An Eigenspace Method for Detecting Space-Time Disease Clusters with Unknown Population-Data

Sami Ullah; Nurul Hidayah; Hanita Daud; Nooraini Zainuddin; Hadi Fanaee-T; Alamgir Khalil

doi:10.32604/cmc.2022.019029

[BACK]

Computers, Materials & Continua DOI:10.32604/cmc.2022.019029
Article

An Eigenspace Method for Detecting Space-Time Disease Clusters with Unknown Population-Data

Sami Ullah1,*, Nurul Hidayah Mohd Nor1, Hanita Daud1, Nooraini Zainuddin1, Hadi Fanaee-T2 and Alamgir Khalil3

1Department of Fundamental & Applied Sciences, Universiti Teknologi PETRONAS, Seri Iskandar, 32610, Perak, Malaysia
2Center for Applied Intelligent Systems Research (CAISR), Halmstad University, Halmstad, SE-301 18, Sweden
3Department of Statistics, University of Peshawar, Pakistan
*Corresponding Author: Sami Ullah.
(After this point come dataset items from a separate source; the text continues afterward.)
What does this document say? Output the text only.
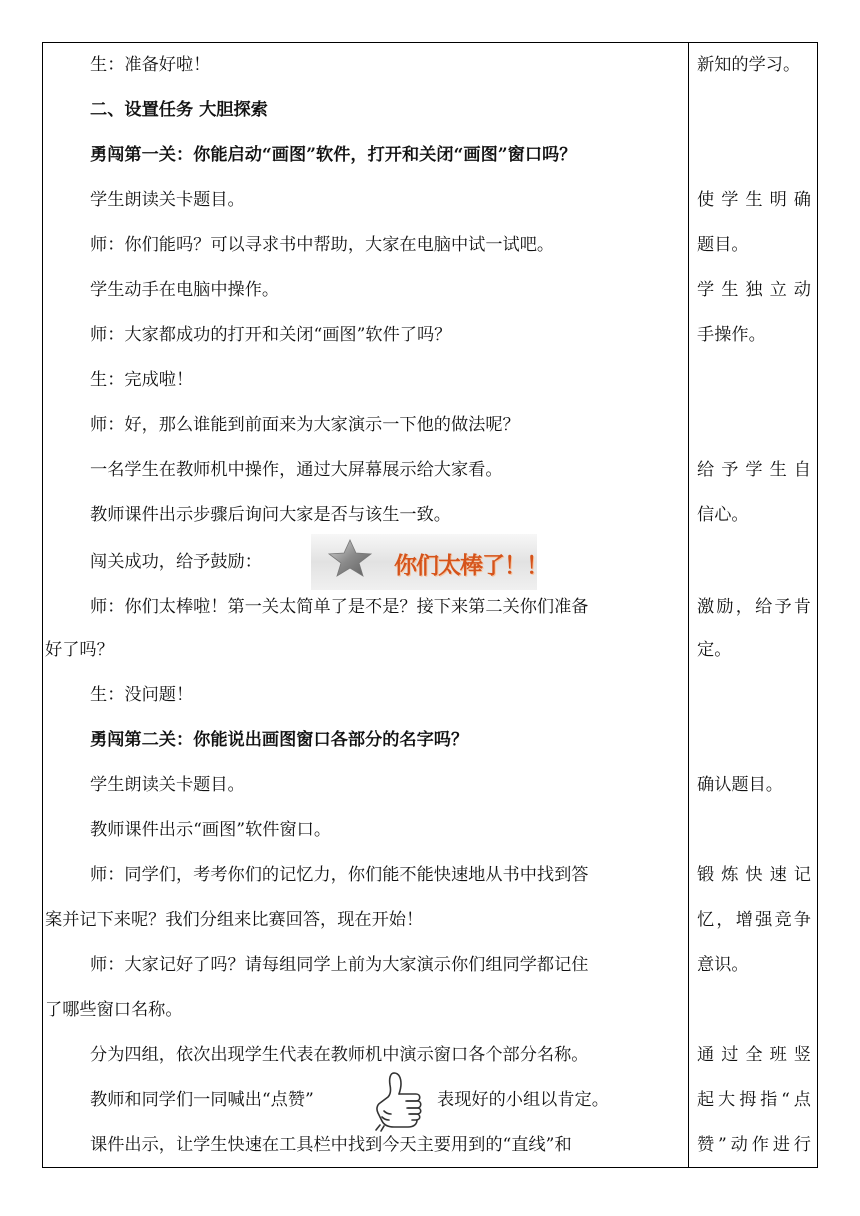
生：准备好啦！
二、设置任务 大胆探索
勇闯第一关：你能启动“画图”软件，打开和关闭“画图”窗口吗？
学生朗读关卡题目。
师：你们能吗？可以寻求书中帮助，大家在电脑中试一试吧。
学生动手在电脑中操作。
师：大家都成功的打开和关闭“画图”软件了吗？
生：完成啦！
师：好，那么谁能到前面来为大家演示一下他的做法呢？
一名学生在教师机中操作，通过大屏幕展示给大家看。
教师课件出示步骤后询问大家是否与该生一致。
闯关成功，给予鼓励：
师：你们太棒啦！第一关太简单了是不是？接下来第二关你们准备
好了吗？
生：没问题！
勇闯第二关：你能说出画图窗口各部分的名字吗？
学生朗读关卡题目。
教师课件出示“画图”软件窗口。
师：同学们，考考你们的记忆力，你们能不能快速地从书中找到答
案并记下来呢？我们分组来比赛回答，现在开始！
师：大家记好了吗？请每组同学上前为大家演示你们组同学都记住
了哪些窗口名称。
分为四组，依次出现学生代表在教师机中演示窗口各个部分名称。
教师和同学们一同喊出“点赞”	表现好的小组以肯定。
课件出示，让学生快速在工具栏中找到今天主要用到的“直线”和
你们太棒了！！
新知的学习。
使学生明确
题目。
学生独立动
手操作。
给予学生自
信心。
激励，给予肯
定。
确认题目。
锻炼快速记
忆，增强竞争
意识。
通过全班竖
起大拇指“点
赞”动作进行
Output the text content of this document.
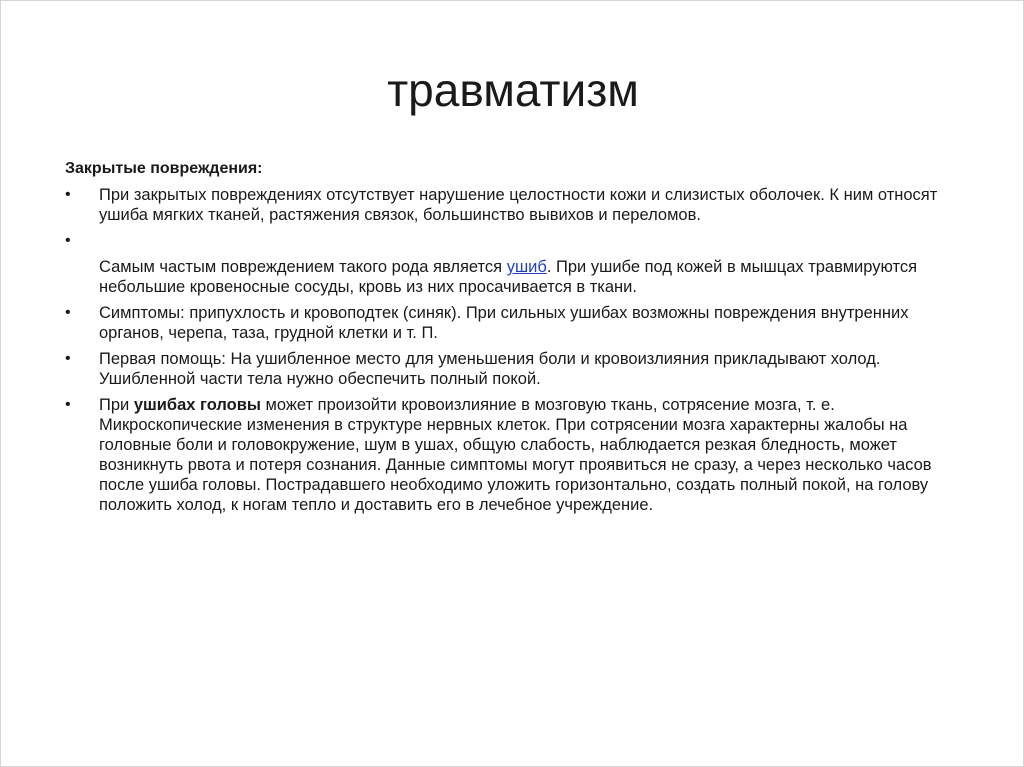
травматизм
Закрытые повреждения:
•	При закрытых повреждениях отсутствует нарушение целостности кожи и слизистых оболочек. К ним относят ушиба мягких тканей, растяжения связок, большинство вывихов и переломов.
•
Самым частым повреждением такого рода является ушиб. При ушибе под кожей в мышцах травмируются небольшие кровеносные сосуды, кровь из них просачивается в ткани.
•	Симптомы: припухлость и кровоподтек (синяк). При сильных ушибах возможны повреждения внутренних органов, черепа, таза, грудной клетки и т. П.
•	Первая помощь: На ушибленное место для уменьшения боли и кровоизлияния прикладывают холод. Ушибленной части тела нужно обеспечить полный покой.
•	При ушибах головы может произойти кровоизлияние в мозговую ткань, сотрясение мозга, т. е. Микроскопические изменения в структуре нервных клеток. При сотрясении мозга характерны жалобы на головные боли и головокружение, шум в ушах, общую слабость, наблюдается резкая бледность, может возникнуть рвота и потеря сознания. Данные симптомы могут проявиться не сразу, а через несколько часов после ушиба головы. Пострадавшего необходимо уложить горизонтально, создать полный покой, на голову положить холод, к ногам тепло и доставить его в лечебное учреждение.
Email: sami.khan3891@gmail.com
Received: 30 March 2021; Accepted: 01 May 2021

Abstract: Space-time disease cluster detection assists in conducting disease surveillance and implementing control strategies. The state-of-the-art method for this kind of problem is the Space-time Scan Statistics (SaTScan) which has limitations for non-traditional/non-clinical data sources due to its parametric model assumptions such as Poisson or Gaussian counts. Addressing this problem, an Eigenspace-based method called Multi-EigenSpot has recently been proposed as a nonparametric solution. However, it is based on the population counts data which are not always available in the least developed countries. In addition, the population counts are difficult to approximate for some surveillance data such as emergency department visits and over-the-counter drug sales, where the catchment area for each hospital/pharmacy is undefined. We extend the population-based Multi-EigenSpot method to approximate the potential disease clusters from the observed/reported disease counts only with no need for the population counts. The proposed adaptation uses an estimator of expected disease count that does not depend on the population counts. The proposed method was evaluated on the real-world dataset and the results were compared with the population-based methods: Multi-EigenSpot and SaTScan. The result shows that the proposed adaptation is effective in approximating the important outputs of the population-based methods.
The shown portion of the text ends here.